YAML Metadata Warning:empty or missing yaml metadata in repo card

Check out the documentation for more information.

Korean Claim Detection Model for Fact-Checking

모델 소개 (Model Description)

이 모델은 한국어 문장에서 팩트체크가 필요한 주장(claim)을 자동으로 탐지하는 이진 분류 모델입니다.

뉴스 기사, 정치 토론, 소셜 미디어 게시물 등에서 검증이 필요한 주장을 식별하여, 팩트체킹 워크플로우의 첫 단계를 자동화할 수 있습니다.

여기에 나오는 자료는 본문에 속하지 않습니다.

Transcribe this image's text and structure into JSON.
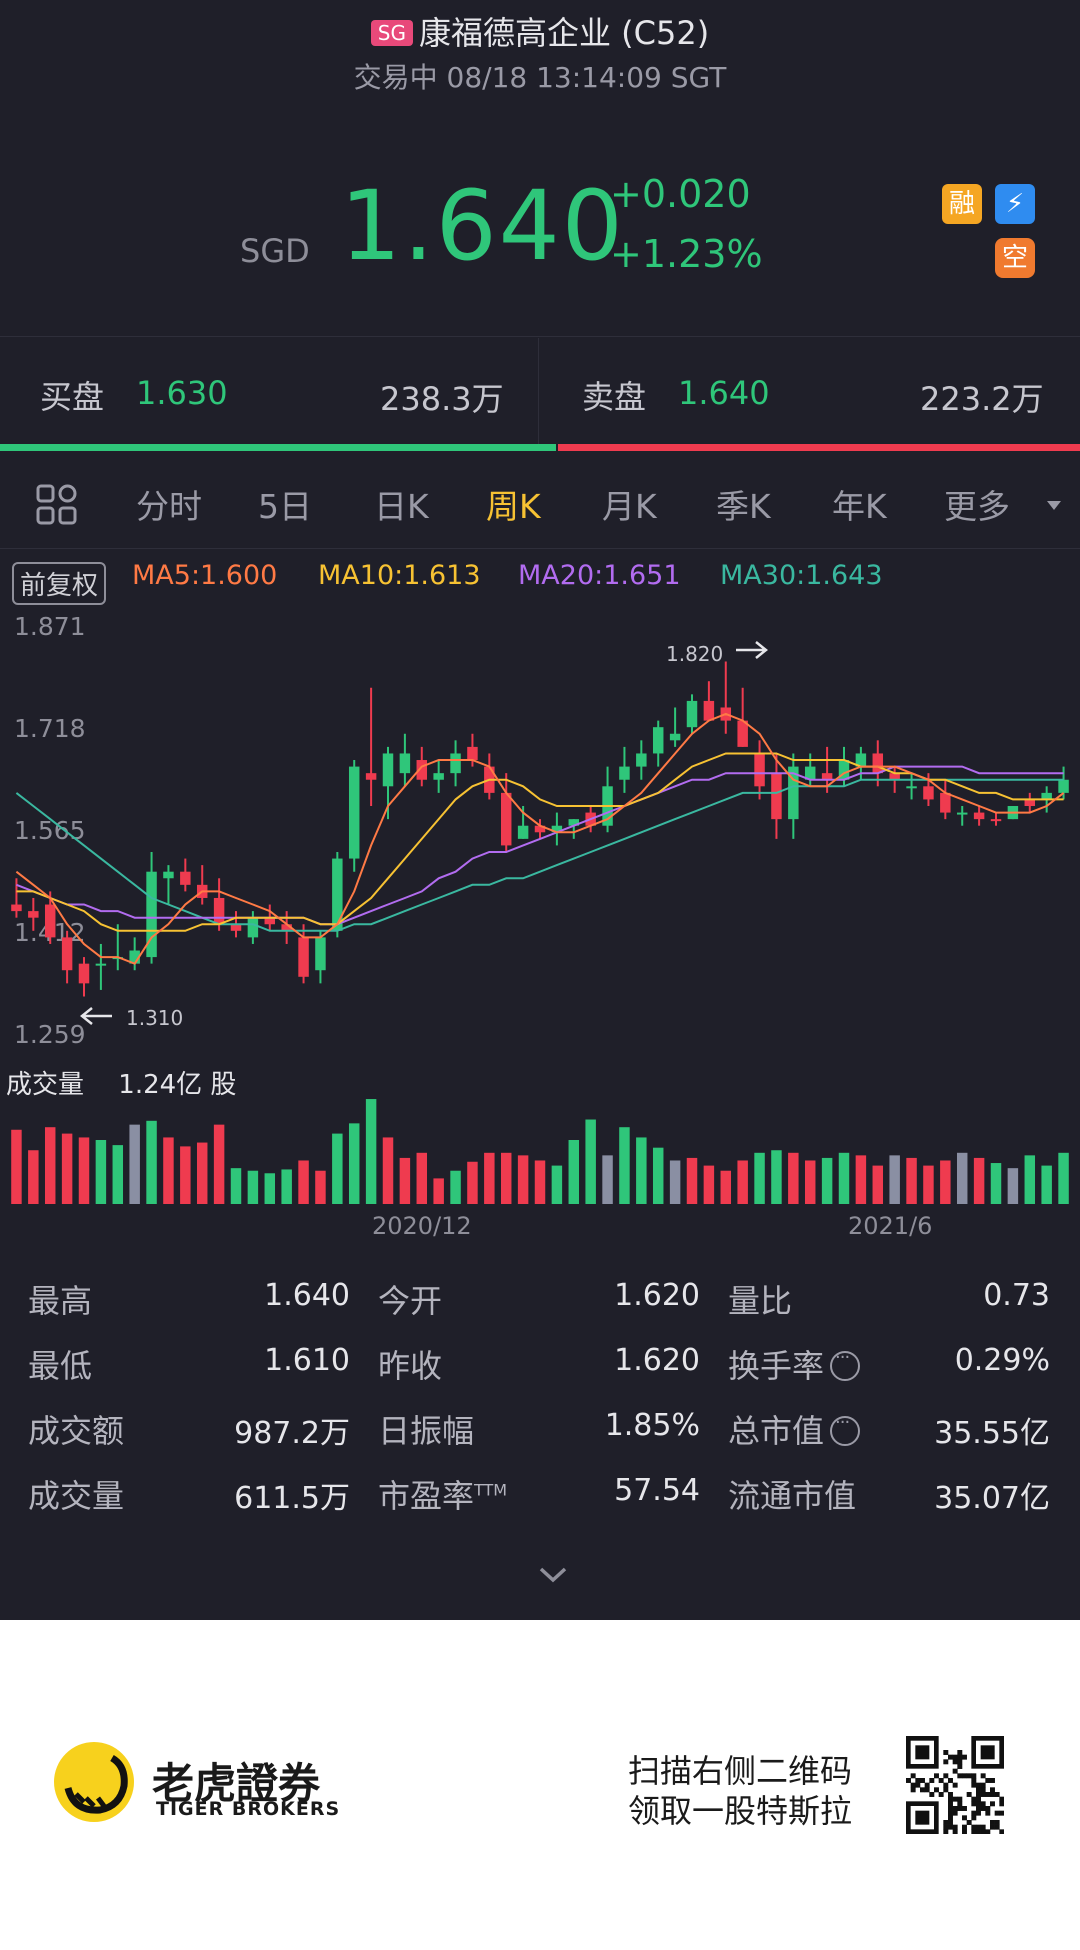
{
  "header": {
    "exchange_badge": "SG",
    "title": "康福德高企业 (C52)",
    "status": "交易中 08/18 13:14:09 SGT"
  },
  "quote": {
    "currency": "SGD",
    "price": "1.640",
    "change": "+0.020",
    "change_pct": "+1.23%",
    "tags": [
      "融",
      "⚡",
      "空"
    ]
  },
  "bid_ask": {
    "bid_label": "买盘",
    "bid_price": "1.630",
    "bid_volume": "238.3万",
    "ask_label": "卖盘",
    "ask_price": "1.640",
    "ask_volume": "223.2万",
    "bid_fraction": 0.516
  },
  "tabs": [
    "分时",
    "5日",
    "日K",
    "周K",
    "月K",
    "季K",
    "年K",
    "更多"
  ],
  "active_tab": "周K",
  "indicators": {
    "adjust_label": "前复权",
    "ma5": "MA5:1.600",
    "ma10": "MA10:1.613",
    "ma20": "MA20:1.651",
    "ma30": "MA30:1.643"
  },
  "colors": {
    "up": "#ef3b4f",
    "down": "#2fc67a",
    "flat": "#8a8fa3",
    "ma5": "#ff7a45",
    "ma10": "#f7c233",
    "ma20": "#b26cf0",
    "ma30": "#3ab8a0",
    "active_tab": "#f7c233"
  },
  "chart_data": {
    "type": "candlestick",
    "y_ticks": [
      "1.871",
      "1.718",
      "1.565",
      "1.412",
      "1.259"
    ],
    "ylim": [
      1.259,
      1.871
    ],
    "high_marker": "1.820",
    "low_marker": "1.310",
    "x_labels": [
      "2020/12",
      "2021/6"
    ],
    "candles": [
      {
        "o": 1.45,
        "h": 1.49,
        "l": 1.43,
        "c": 1.44,
        "up": true
      },
      {
        "o": 1.44,
        "h": 1.46,
        "l": 1.41,
        "c": 1.43,
        "up": true
      },
      {
        "o": 1.45,
        "h": 1.47,
        "l": 1.39,
        "c": 1.4,
        "up": true
      },
      {
        "o": 1.4,
        "h": 1.41,
        "l": 1.33,
        "c": 1.35,
        "up": true
      },
      {
        "o": 1.36,
        "h": 1.37,
        "l": 1.31,
        "c": 1.33,
        "up": true
      },
      {
        "o": 1.36,
        "h": 1.39,
        "l": 1.32,
        "c": 1.36,
        "up": false
      },
      {
        "o": 1.37,
        "h": 1.42,
        "l": 1.35,
        "c": 1.37,
        "up": false
      },
      {
        "o": 1.36,
        "h": 1.4,
        "l": 1.35,
        "c": 1.38,
        "up": false
      },
      {
        "o": 1.37,
        "h": 1.53,
        "l": 1.36,
        "c": 1.5,
        "up": false
      },
      {
        "o": 1.49,
        "h": 1.51,
        "l": 1.45,
        "c": 1.5,
        "up": false
      },
      {
        "o": 1.5,
        "h": 1.52,
        "l": 1.47,
        "c": 1.48,
        "up": true
      },
      {
        "o": 1.48,
        "h": 1.51,
        "l": 1.45,
        "c": 1.46,
        "up": true
      },
      {
        "o": 1.46,
        "h": 1.49,
        "l": 1.41,
        "c": 1.42,
        "up": true
      },
      {
        "o": 1.42,
        "h": 1.44,
        "l": 1.4,
        "c": 1.41,
        "up": true
      },
      {
        "o": 1.4,
        "h": 1.44,
        "l": 1.39,
        "c": 1.43,
        "up": false
      },
      {
        "o": 1.43,
        "h": 1.45,
        "l": 1.41,
        "c": 1.42,
        "up": true
      },
      {
        "o": 1.42,
        "h": 1.44,
        "l": 1.39,
        "c": 1.41,
        "up": true
      },
      {
        "o": 1.4,
        "h": 1.42,
        "l": 1.33,
        "c": 1.34,
        "up": true
      },
      {
        "o": 1.35,
        "h": 1.41,
        "l": 1.33,
        "c": 1.4,
        "up": false
      },
      {
        "o": 1.41,
        "h": 1.53,
        "l": 1.4,
        "c": 1.52,
        "up": false
      },
      {
        "o": 1.52,
        "h": 1.67,
        "l": 1.5,
        "c": 1.66,
        "up": false
      },
      {
        "o": 1.65,
        "h": 1.78,
        "l": 1.6,
        "c": 1.64,
        "up": true
      },
      {
        "o": 1.63,
        "h": 1.69,
        "l": 1.58,
        "c": 1.68,
        "up": false
      },
      {
        "o": 1.65,
        "h": 1.71,
        "l": 1.63,
        "c": 1.68,
        "up": false
      },
      {
        "o": 1.67,
        "h": 1.69,
        "l": 1.63,
        "c": 1.64,
        "up": true
      },
      {
        "o": 1.64,
        "h": 1.67,
        "l": 1.62,
        "c": 1.65,
        "up": false
      },
      {
        "o": 1.65,
        "h": 1.7,
        "l": 1.63,
        "c": 1.68,
        "up": false
      },
      {
        "o": 1.69,
        "h": 1.71,
        "l": 1.66,
        "c": 1.67,
        "up": true
      },
      {
        "o": 1.66,
        "h": 1.68,
        "l": 1.61,
        "c": 1.62,
        "up": true
      },
      {
        "o": 1.62,
        "h": 1.65,
        "l": 1.53,
        "c": 1.54,
        "up": true
      },
      {
        "o": 1.55,
        "h": 1.6,
        "l": 1.55,
        "c": 1.57,
        "up": false
      },
      {
        "o": 1.56,
        "h": 1.58,
        "l": 1.55,
        "c": 1.57,
        "up": true
      },
      {
        "o": 1.57,
        "h": 1.59,
        "l": 1.54,
        "c": 1.56,
        "up": false
      },
      {
        "o": 1.57,
        "h": 1.58,
        "l": 1.55,
        "c": 1.58,
        "up": false
      },
      {
        "o": 1.59,
        "h": 1.6,
        "l": 1.56,
        "c": 1.57,
        "up": true
      },
      {
        "o": 1.57,
        "h": 1.66,
        "l": 1.56,
        "c": 1.63,
        "up": false
      },
      {
        "o": 1.64,
        "h": 1.69,
        "l": 1.62,
        "c": 1.66,
        "up": false
      },
      {
        "o": 1.66,
        "h": 1.7,
        "l": 1.64,
        "c": 1.68,
        "up": false
      },
      {
        "o": 1.68,
        "h": 1.73,
        "l": 1.66,
        "c": 1.72,
        "up": false
      },
      {
        "o": 1.7,
        "h": 1.75,
        "l": 1.69,
        "c": 1.71,
        "up": false
      },
      {
        "o": 1.72,
        "h": 1.77,
        "l": 1.71,
        "c": 1.76,
        "up": false
      },
      {
        "o": 1.76,
        "h": 1.79,
        "l": 1.73,
        "c": 1.73,
        "up": true
      },
      {
        "o": 1.73,
        "h": 1.82,
        "l": 1.71,
        "c": 1.75,
        "up": true
      },
      {
        "o": 1.73,
        "h": 1.78,
        "l": 1.69,
        "c": 1.69,
        "up": true
      },
      {
        "o": 1.68,
        "h": 1.7,
        "l": 1.61,
        "c": 1.63,
        "up": true
      },
      {
        "o": 1.65,
        "h": 1.68,
        "l": 1.55,
        "c": 1.58,
        "up": true
      },
      {
        "o": 1.58,
        "h": 1.68,
        "l": 1.55,
        "c": 1.66,
        "up": false
      },
      {
        "o": 1.64,
        "h": 1.68,
        "l": 1.63,
        "c": 1.66,
        "up": false
      },
      {
        "o": 1.65,
        "h": 1.69,
        "l": 1.62,
        "c": 1.64,
        "up": true
      },
      {
        "o": 1.64,
        "h": 1.69,
        "l": 1.63,
        "c": 1.67,
        "up": false
      },
      {
        "o": 1.66,
        "h": 1.69,
        "l": 1.64,
        "c": 1.68,
        "up": false
      },
      {
        "o": 1.68,
        "h": 1.7,
        "l": 1.63,
        "c": 1.65,
        "up": true
      },
      {
        "o": 1.65,
        "h": 1.66,
        "l": 1.62,
        "c": 1.64,
        "up": true
      },
      {
        "o": 1.63,
        "h": 1.65,
        "l": 1.61,
        "c": 1.63,
        "up": false
      },
      {
        "o": 1.63,
        "h": 1.65,
        "l": 1.6,
        "c": 1.61,
        "up": true
      },
      {
        "o": 1.62,
        "h": 1.64,
        "l": 1.58,
        "c": 1.59,
        "up": true
      },
      {
        "o": 1.59,
        "h": 1.6,
        "l": 1.57,
        "c": 1.59,
        "up": false
      },
      {
        "o": 1.59,
        "h": 1.6,
        "l": 1.57,
        "c": 1.58,
        "up": true
      },
      {
        "o": 1.58,
        "h": 1.59,
        "l": 1.57,
        "c": 1.58,
        "up": true
      },
      {
        "o": 1.58,
        "h": 1.6,
        "l": 1.58,
        "c": 1.6,
        "up": false
      },
      {
        "o": 1.61,
        "h": 1.62,
        "l": 1.59,
        "c": 1.6,
        "up": true
      },
      {
        "o": 1.61,
        "h": 1.63,
        "l": 1.59,
        "c": 1.62,
        "up": false
      },
      {
        "o": 1.62,
        "h": 1.66,
        "l": 1.61,
        "c": 1.64,
        "up": false
      }
    ],
    "ma5": [
      1.5,
      1.48,
      1.46,
      1.42,
      1.39,
      1.37,
      1.37,
      1.36,
      1.4,
      1.42,
      1.45,
      1.47,
      1.47,
      1.46,
      1.45,
      1.44,
      1.42,
      1.4,
      1.4,
      1.42,
      1.47,
      1.54,
      1.6,
      1.63,
      1.66,
      1.67,
      1.67,
      1.67,
      1.66,
      1.62,
      1.59,
      1.57,
      1.56,
      1.56,
      1.57,
      1.58,
      1.6,
      1.62,
      1.65,
      1.68,
      1.71,
      1.73,
      1.74,
      1.73,
      1.71,
      1.67,
      1.64,
      1.63,
      1.63,
      1.65,
      1.66,
      1.66,
      1.66,
      1.65,
      1.64,
      1.62,
      1.61,
      1.6,
      1.59,
      1.59,
      1.59,
      1.6,
      1.62
    ],
    "ma10": [
      1.47,
      1.47,
      1.46,
      1.45,
      1.44,
      1.42,
      1.41,
      1.41,
      1.41,
      1.41,
      1.41,
      1.42,
      1.42,
      1.43,
      1.43,
      1.43,
      1.43,
      1.43,
      1.42,
      1.42,
      1.44,
      1.46,
      1.49,
      1.52,
      1.55,
      1.58,
      1.61,
      1.63,
      1.64,
      1.64,
      1.63,
      1.61,
      1.6,
      1.6,
      1.6,
      1.6,
      1.6,
      1.61,
      1.62,
      1.64,
      1.66,
      1.67,
      1.68,
      1.68,
      1.68,
      1.68,
      1.67,
      1.67,
      1.67,
      1.67,
      1.66,
      1.66,
      1.65,
      1.65,
      1.64,
      1.64,
      1.63,
      1.62,
      1.62,
      1.61,
      1.61,
      1.61,
      1.61
    ],
    "ma20": [
      1.48,
      1.47,
      1.46,
      1.45,
      1.45,
      1.44,
      1.44,
      1.43,
      1.43,
      1.43,
      1.43,
      1.43,
      1.43,
      1.43,
      1.43,
      1.43,
      1.43,
      1.43,
      1.42,
      1.42,
      1.43,
      1.44,
      1.45,
      1.46,
      1.47,
      1.49,
      1.5,
      1.52,
      1.53,
      1.53,
      1.54,
      1.55,
      1.56,
      1.57,
      1.58,
      1.59,
      1.6,
      1.61,
      1.62,
      1.63,
      1.64,
      1.64,
      1.65,
      1.65,
      1.65,
      1.65,
      1.65,
      1.64,
      1.64,
      1.64,
      1.65,
      1.65,
      1.66,
      1.66,
      1.66,
      1.66,
      1.66,
      1.65,
      1.65,
      1.65,
      1.65,
      1.65,
      1.65
    ],
    "ma30": [
      1.62,
      1.6,
      1.58,
      1.56,
      1.54,
      1.52,
      1.5,
      1.48,
      1.46,
      1.45,
      1.44,
      1.43,
      1.42,
      1.42,
      1.42,
      1.41,
      1.41,
      1.41,
      1.41,
      1.41,
      1.42,
      1.42,
      1.43,
      1.44,
      1.45,
      1.46,
      1.47,
      1.48,
      1.48,
      1.49,
      1.49,
      1.5,
      1.51,
      1.52,
      1.53,
      1.54,
      1.55,
      1.56,
      1.57,
      1.58,
      1.59,
      1.6,
      1.61,
      1.62,
      1.62,
      1.62,
      1.63,
      1.63,
      1.63,
      1.63,
      1.64,
      1.64,
      1.64,
      1.64,
      1.64,
      1.64,
      1.64,
      1.64,
      1.64,
      1.64,
      1.64,
      1.64,
      1.64
    ],
    "volume_label": "成交量",
    "volume_value": "1.24亿 股",
    "volumes": [
      0.58,
      0.42,
      0.6,
      0.55,
      0.52,
      0.5,
      0.46,
      0.62,
      0.65,
      0.52,
      0.45,
      0.48,
      0.62,
      0.28,
      0.26,
      0.24,
      0.27,
      0.34,
      0.26,
      0.55,
      0.63,
      0.82,
      0.52,
      0.36,
      0.4,
      0.2,
      0.26,
      0.33,
      0.4,
      0.4,
      0.38,
      0.34,
      0.3,
      0.5,
      0.66,
      0.38,
      0.6,
      0.52,
      0.44,
      0.34,
      0.36,
      0.3,
      0.26,
      0.34,
      0.4,
      0.42,
      0.4,
      0.34,
      0.36,
      0.4,
      0.38,
      0.3,
      0.38,
      0.36,
      0.3,
      0.34,
      0.4,
      0.36,
      0.32,
      0.28,
      0.38,
      0.3,
      0.4
    ],
    "volume_colors": [
      "up",
      "up",
      "up",
      "up",
      "up",
      "down",
      "down",
      "flat",
      "down",
      "up",
      "up",
      "up",
      "up",
      "down",
      "down",
      "down",
      "down",
      "up",
      "up",
      "down",
      "down",
      "down",
      "up",
      "up",
      "up",
      "up",
      "down",
      "up",
      "up",
      "up",
      "up",
      "up",
      "down",
      "down",
      "down",
      "flat",
      "down",
      "down",
      "down",
      "flat",
      "up",
      "up",
      "up",
      "up",
      "down",
      "down",
      "up",
      "up",
      "down",
      "down",
      "up",
      "up",
      "flat",
      "up",
      "up",
      "up",
      "flat",
      "up",
      "down",
      "flat",
      "down",
      "down",
      "down"
    ]
  },
  "stats": [
    {
      "label": "最高",
      "value": "1.640"
    },
    {
      "label": "今开",
      "value": "1.620"
    },
    {
      "label": "量比",
      "value": "0.73"
    },
    {
      "label": "最低",
      "value": "1.610"
    },
    {
      "label": "昨收",
      "value": "1.620"
    },
    {
      "label": "换手率",
      "value": "0.29%"
    },
    {
      "label": "成交额",
      "value": "987.2万"
    },
    {
      "label": "日振幅",
      "value": "1.85%"
    },
    {
      "label": "总市值",
      "value": "35.55亿"
    },
    {
      "label": "成交量",
      "value": "611.5万"
    },
    {
      "label": "市盈率",
      "label_sup": "TTM",
      "value": "57.54"
    },
    {
      "label": "流通市值",
      "value": "35.07亿"
    }
  ],
  "footer": {
    "brand_cn": "老虎證券",
    "brand_en": "TIGER BROKERS",
    "promo_line1": "扫描右侧二维码",
    "promo_line2": "领取一股特斯拉"
  }
}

This model automatically detects claims that require fact-checking in Korean sentences. It can identify verifiable claims in news articles, political debates, and social media posts, automating the first step of the fact-checking workflow.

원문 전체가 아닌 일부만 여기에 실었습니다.